The importance of paid sick days for working families is obvious, but what does it mean for the public? And what does it mean for businesses? As it turns out, paid sick leave isn’t just valuable for workers; it helps everyone.

Paid sick leave, for example, addresses a major public health concern. When employees go to work sick, they handle our food, they bag our groceries and they drive our taxis. In short, they could make the rest of us sick. And this isn’t just a guess; we have the numbers to back it up. During the H1N1 flu outbreak in 2009, it is estimated 7 million people caught the virus from co-workers.

Many businesses support paid sick leave, even when they aren’t required to by law. Smart business owners know that healthy and happy employees are good employees.

Family Values @ Work and the Main Street Alliance talked to businesses a while ago and found plenty of reasons why employers support paid sick leave.

Employees who can take paid sick days are less likely to go to work when they are ill, which means they are less likely to infect co-workers and customers.

"People had no choice but to come into work with the flu and get everyone else sick," said Leni Juca of experiences with past employers.
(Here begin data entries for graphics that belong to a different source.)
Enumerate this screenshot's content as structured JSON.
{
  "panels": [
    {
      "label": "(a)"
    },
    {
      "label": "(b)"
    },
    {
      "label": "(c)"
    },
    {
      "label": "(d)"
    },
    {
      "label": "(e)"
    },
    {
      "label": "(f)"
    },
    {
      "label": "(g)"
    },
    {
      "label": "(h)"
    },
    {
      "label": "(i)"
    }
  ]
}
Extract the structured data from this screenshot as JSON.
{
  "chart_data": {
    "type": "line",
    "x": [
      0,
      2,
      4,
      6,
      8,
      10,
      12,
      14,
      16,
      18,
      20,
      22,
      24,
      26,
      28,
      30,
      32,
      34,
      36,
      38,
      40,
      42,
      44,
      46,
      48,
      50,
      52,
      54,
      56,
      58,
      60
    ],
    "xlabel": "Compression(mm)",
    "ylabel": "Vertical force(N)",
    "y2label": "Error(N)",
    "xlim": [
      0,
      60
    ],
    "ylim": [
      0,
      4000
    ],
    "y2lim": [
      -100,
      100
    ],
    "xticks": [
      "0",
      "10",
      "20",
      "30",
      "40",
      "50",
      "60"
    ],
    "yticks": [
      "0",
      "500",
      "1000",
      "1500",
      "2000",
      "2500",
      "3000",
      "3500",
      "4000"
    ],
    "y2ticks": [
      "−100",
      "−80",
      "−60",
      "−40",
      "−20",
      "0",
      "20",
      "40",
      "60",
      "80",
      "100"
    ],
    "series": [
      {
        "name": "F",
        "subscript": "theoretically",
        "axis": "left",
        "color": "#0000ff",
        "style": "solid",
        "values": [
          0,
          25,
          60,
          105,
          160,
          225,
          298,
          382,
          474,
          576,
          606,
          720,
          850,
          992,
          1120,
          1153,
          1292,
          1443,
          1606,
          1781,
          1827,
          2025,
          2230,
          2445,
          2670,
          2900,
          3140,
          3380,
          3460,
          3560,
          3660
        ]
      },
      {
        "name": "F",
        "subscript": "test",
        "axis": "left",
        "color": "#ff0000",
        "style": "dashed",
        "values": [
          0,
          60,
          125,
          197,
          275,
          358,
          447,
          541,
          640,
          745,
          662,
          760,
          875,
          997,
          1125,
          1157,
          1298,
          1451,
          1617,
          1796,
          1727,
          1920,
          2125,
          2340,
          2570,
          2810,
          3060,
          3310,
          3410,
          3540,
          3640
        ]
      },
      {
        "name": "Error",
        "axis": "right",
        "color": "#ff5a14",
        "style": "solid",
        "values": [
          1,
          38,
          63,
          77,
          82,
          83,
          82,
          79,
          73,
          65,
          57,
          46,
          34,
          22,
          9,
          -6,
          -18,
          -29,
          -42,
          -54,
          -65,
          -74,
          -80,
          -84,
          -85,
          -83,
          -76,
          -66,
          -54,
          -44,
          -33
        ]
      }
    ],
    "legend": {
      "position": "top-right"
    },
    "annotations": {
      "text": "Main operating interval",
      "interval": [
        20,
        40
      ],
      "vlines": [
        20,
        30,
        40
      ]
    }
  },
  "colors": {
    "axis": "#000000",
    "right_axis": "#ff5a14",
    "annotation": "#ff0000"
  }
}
Juca owns Oxium Print and Copy in Queens, N.Y. “With a small business like this one, we can’t afford to get each other sick," he said.

Healthy employees are also more productive.

"If people feel secure and happy when they come to work, they will want to keep working and helping the business succeed," said Makini Howell, chef-owner of Plum Bistro in Seattle.

Employees with sick leave are less likely to develop more serious ailments that require missing more work, lowering health care costs for employers. The policy also helps with worker retention and cuts costs for recruitment and training. It just makes sense that healthier workers are happier workers and they are more likely to enjoy their jobs, stay with them and perform better. In that case, everybody wins. It’s estimated that replacing a worker costs an employer 25% to 200% of the employee’s total compensation. All in all, offering workers up to seven paid sick days a year would save the U.S. economy an estimated $160 billion in lost productivity and another $1 billion in medical expenses.

Offering the paid sick day benefit "helped build a partnership of trust between employee and employer," said Dewetta Logan, director/owner of Smart Beginnings Early Learning Center in Philadelphia. "I believe having time off when you’re sick is a right—not something a worker should have to beg for." Logan offers her employees sick leave despite Philadelphia not requiring it.

Some members of the business community say requiring paid sick leave is burdensome, costs too much and is too difficult to implement. But the experience of places that have adopted paid sick leave requirements—San Francisco, Washington, D.C., Seattle and the state of Connecticut—shows these fears are unwarranted. Employment in the most affected industries has risen, and more than 80% of the employers surveyed—even during the Great Recession—said the new requirement didn’t hurt their profits.

In San Francisco, where the policy has been in effect since 2007, 23% of workers took no sick leave at all and the remaining workers averaged using no more than half of their possible sick days in the years after the ordinance passed. Two-thirds of San Francisco businesses now support the policy, and businesses in the city have thrived. In 2011, PricewaterhouseCoopers rated San Francisco the third-best city in the world in terms of business climate.

Let’s connect the dots now. Good for workers, good for families, good for public health and good for businesses. Let’s make paid sick leave happen.